The results presented here raise the question of when 'learning' actually occurs. Whereas learning clearly begins with the active participation of the subject at the time of training, the consolidation and integration associated with this skill learning must involve multiple steps that continue over at least 48 hours. These begin with attentive awareness during task training and continue with unconscious processing during sleep. Although performance normally continues to improve over the second 24 hours, this second night of sleep cannot replace the lost first night of sleep in producing the large improvement that occurs in controls.
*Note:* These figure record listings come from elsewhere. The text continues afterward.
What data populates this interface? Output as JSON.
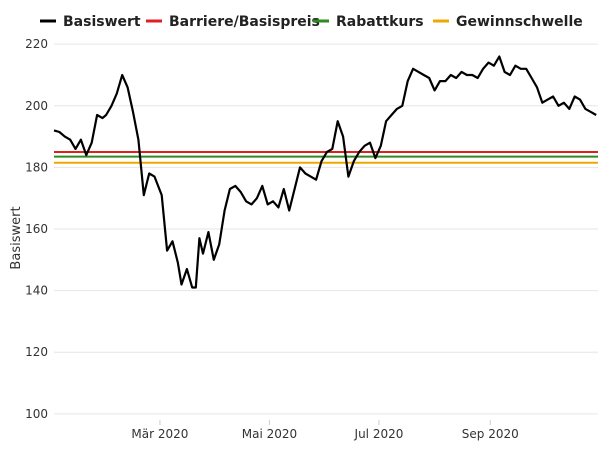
{
  "chart_data": {
    "type": "line",
    "title": "",
    "xlabel": "",
    "ylabel": "Basiswert",
    "ylim": [
      98,
      222
    ],
    "xlim": [
      "2020-01-02",
      "2020-10-31"
    ],
    "y_ticks": [
      100,
      120,
      140,
      160,
      180,
      200,
      220
    ],
    "x_ticks": [
      {
        "date": "2020-03-01",
        "label": "Mär 2020"
      },
      {
        "date": "2020-05-01",
        "label": "Mai 2020"
      },
      {
        "date": "2020-07-01",
        "label": "Jul 2020"
      },
      {
        "date": "2020-09-01",
        "label": "Sep 2020"
      }
    ],
    "grid": true,
    "legend_position": "top",
    "series": [
      {
        "name": "Basiswert",
        "color": "#000000",
        "x": [
          "2020-01-02",
          "2020-01-05",
          "2020-01-08",
          "2020-01-11",
          "2020-01-14",
          "2020-01-17",
          "2020-01-20",
          "2020-01-23",
          "2020-01-26",
          "2020-01-29",
          "2020-01-31",
          "2020-02-03",
          "2020-02-06",
          "2020-02-09",
          "2020-02-12",
          "2020-02-15",
          "2020-02-18",
          "2020-02-21",
          "2020-02-24",
          "2020-02-27",
          "2020-02-29",
          "2020-03-02",
          "2020-03-05",
          "2020-03-08",
          "2020-03-11",
          "2020-03-13",
          "2020-03-16",
          "2020-03-19",
          "2020-03-21",
          "2020-03-23",
          "2020-03-25",
          "2020-03-28",
          "2020-03-31",
          "2020-04-03",
          "2020-04-06",
          "2020-04-09",
          "2020-04-12",
          "2020-04-15",
          "2020-04-18",
          "2020-04-21",
          "2020-04-24",
          "2020-04-27",
          "2020-04-30",
          "2020-05-03",
          "2020-05-06",
          "2020-05-09",
          "2020-05-12",
          "2020-05-15",
          "2020-05-18",
          "2020-05-21",
          "2020-05-24",
          "2020-05-27",
          "2020-05-30",
          "2020-06-02",
          "2020-06-05",
          "2020-06-08",
          "2020-06-11",
          "2020-06-14",
          "2020-06-17",
          "2020-06-20",
          "2020-06-23",
          "2020-06-26",
          "2020-06-29",
          "2020-07-02",
          "2020-07-05",
          "2020-07-08",
          "2020-07-11",
          "2020-07-14",
          "2020-07-17",
          "2020-07-20",
          "2020-07-23",
          "2020-07-26",
          "2020-07-29",
          "2020-08-01",
          "2020-08-04",
          "2020-08-07",
          "2020-08-10",
          "2020-08-13",
          "2020-08-16",
          "2020-08-19",
          "2020-08-22",
          "2020-08-25",
          "2020-08-28",
          "2020-08-31",
          "2020-09-03",
          "2020-09-06",
          "2020-09-09",
          "2020-09-12",
          "2020-09-15",
          "2020-09-18",
          "2020-09-21",
          "2020-09-24",
          "2020-09-27",
          "2020-09-30",
          "2020-10-03",
          "2020-10-06",
          "2020-10-09",
          "2020-10-12",
          "2020-10-15",
          "2020-10-18",
          "2020-10-21",
          "2020-10-24",
          "2020-10-27",
          "2020-10-30"
        ],
        "y": [
          192,
          191.5,
          190,
          189,
          186,
          189,
          184,
          188,
          197,
          196,
          197,
          200,
          204,
          210,
          206,
          198,
          189,
          171,
          178,
          177,
          174,
          171,
          153,
          156,
          149,
          142,
          147,
          141,
          141,
          157,
          152,
          159,
          150,
          155,
          166,
          173,
          174,
          172,
          169,
          168,
          170,
          174,
          168,
          169,
          167,
          173,
          166,
          173,
          180,
          178,
          177,
          176,
          182,
          185,
          186,
          195,
          190,
          177,
          182,
          185,
          187,
          188,
          183,
          187,
          195,
          197,
          199,
          200,
          208,
          212,
          211,
          210,
          209,
          205,
          208,
          208,
          210,
          209,
          211,
          210,
          210,
          209,
          212,
          214,
          213,
          216,
          211,
          210,
          213,
          212,
          212,
          209,
          206,
          201,
          202,
          203,
          200,
          201,
          199,
          203,
          202,
          199,
          198,
          197
        ],
        "values": [
          192,
          191.5,
          190,
          189,
          186,
          189,
          184,
          188,
          197,
          196,
          197,
          200,
          204,
          210,
          206,
          198,
          189,
          171,
          178,
          177,
          174,
          171,
          153,
          156,
          149,
          142,
          147,
          141,
          141,
          157,
          152,
          159,
          150,
          155,
          166,
          173,
          174,
          172,
          169,
          168,
          170,
          174,
          168,
          169,
          167,
          173,
          166,
          173,
          180,
          178,
          177,
          176,
          182,
          185,
          186,
          195,
          190,
          177,
          182,
          185,
          187,
          188,
          183,
          187,
          195,
          197,
          199,
          200,
          208,
          212,
          211,
          210,
          209,
          205,
          208,
          208,
          210,
          209,
          211,
          210,
          210,
          209,
          212,
          214,
          213,
          216,
          211,
          210,
          213,
          212,
          212,
          209,
          206,
          201,
          202,
          203,
          200,
          201,
          199,
          203,
          202,
          199,
          198,
          197
        ]
      },
      {
        "name": "Barriere/Basispreis",
        "color": "#e02020",
        "x": [
          "2020-01-02",
          "2020-10-31"
        ],
        "y": [
          185,
          185
        ],
        "values": [
          185,
          185
        ]
      },
      {
        "name": "Rabattkurs",
        "color": "#2e8b1e",
        "x": [
          "2020-01-02",
          "2020-10-31"
        ],
        "y": [
          183.5,
          183.5
        ],
        "values": [
          183.5,
          183.5
        ]
      },
      {
        "name": "Gewinnschwelle",
        "color": "#f0a800",
        "x": [
          "2020-01-02",
          "2020-10-31"
        ],
        "y": [
          181.5,
          181.5
        ],
        "values": [
          181.5,
          181.5
        ]
      }
    ]
  }
}
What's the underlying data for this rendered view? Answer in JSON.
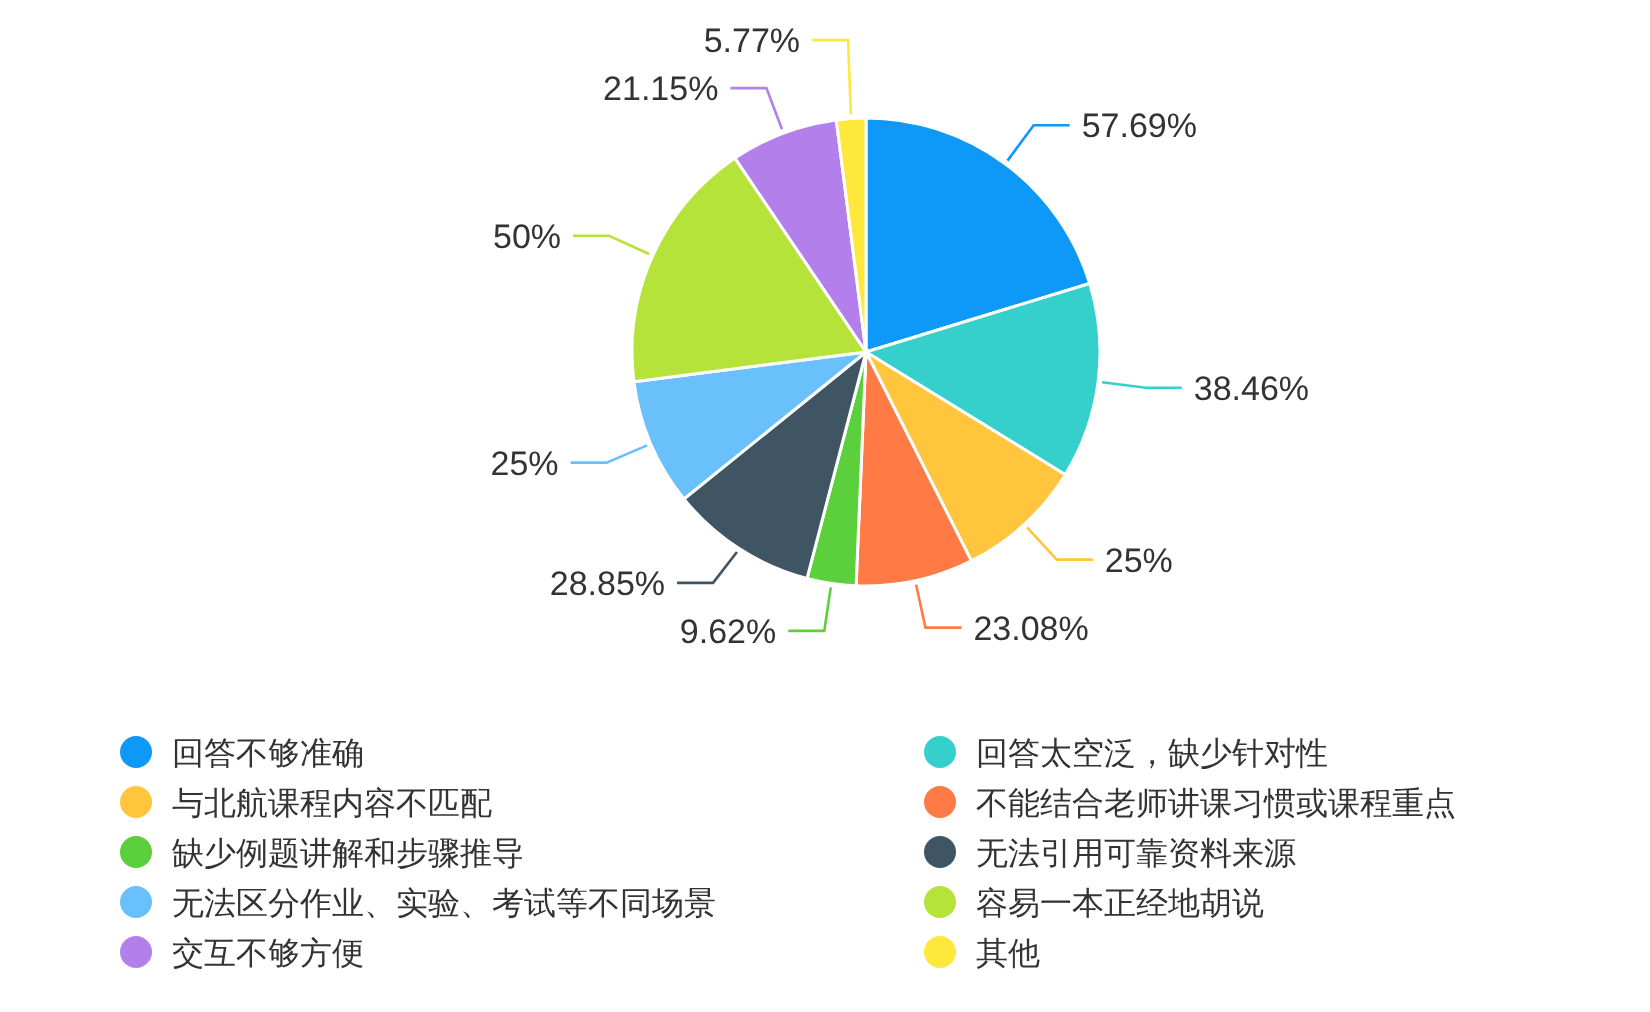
{
  "chart_data": {
    "type": "pie",
    "categories": [
      "回答不够准确",
      "回答太空泛，缺少针对性",
      "与北航课程内容不匹配",
      "不能结合老师讲课习惯或课程重点",
      "缺少例题讲解和步骤推导",
      "无法引用可靠资料来源",
      "无法区分作业、实验、考试等不同场景",
      "容易一本正经地胡说",
      "交互不够方便",
      "其他"
    ],
    "values": [
      57.69,
      38.46,
      25,
      23.08,
      9.62,
      28.85,
      25,
      50,
      21.15,
      5.77
    ],
    "colors": [
      "#0e98f8",
      "#35d0cc",
      "#ffc53d",
      "#ff7a45",
      "#5ccf3c",
      "#3f5563",
      "#6ac0fb",
      "#b6e33a",
      "#b37feb",
      "#ffe83c"
    ],
    "value_labels": [
      "57.69%",
      "38.46%",
      "25%",
      "23.08%",
      "9.62%",
      "28.85%",
      "25%",
      "50%",
      "21.15%",
      "5.77%"
    ],
    "legend": "bottom"
  }
}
Along with our previous findings11 of a linear relationship between improved performance and the amounts of subsequent early-night SWS and late-night REM sleep, these results suggest that overnight improvement on the visual discrimination task requires at least three temporally distinct steps, the first occurring during initial training and the other two occurring during subsequent early night SWS and late night REM sleep, respectively. This separation of three sequential steps is of particular value to the study of memory consolidation, for it permits the temporal dissection of the stages of memory consolidation and integration required to transform an initial memory trace into a form capable of supporting improved performance. Such temporal dissection can then aid in the localization and characterization of these intermediate steps. The nature of these changes remain to be determined, along with how the unique physiology and chemistry of these wake–sleep states facilitate those processes that consolidate and integrate learned skills.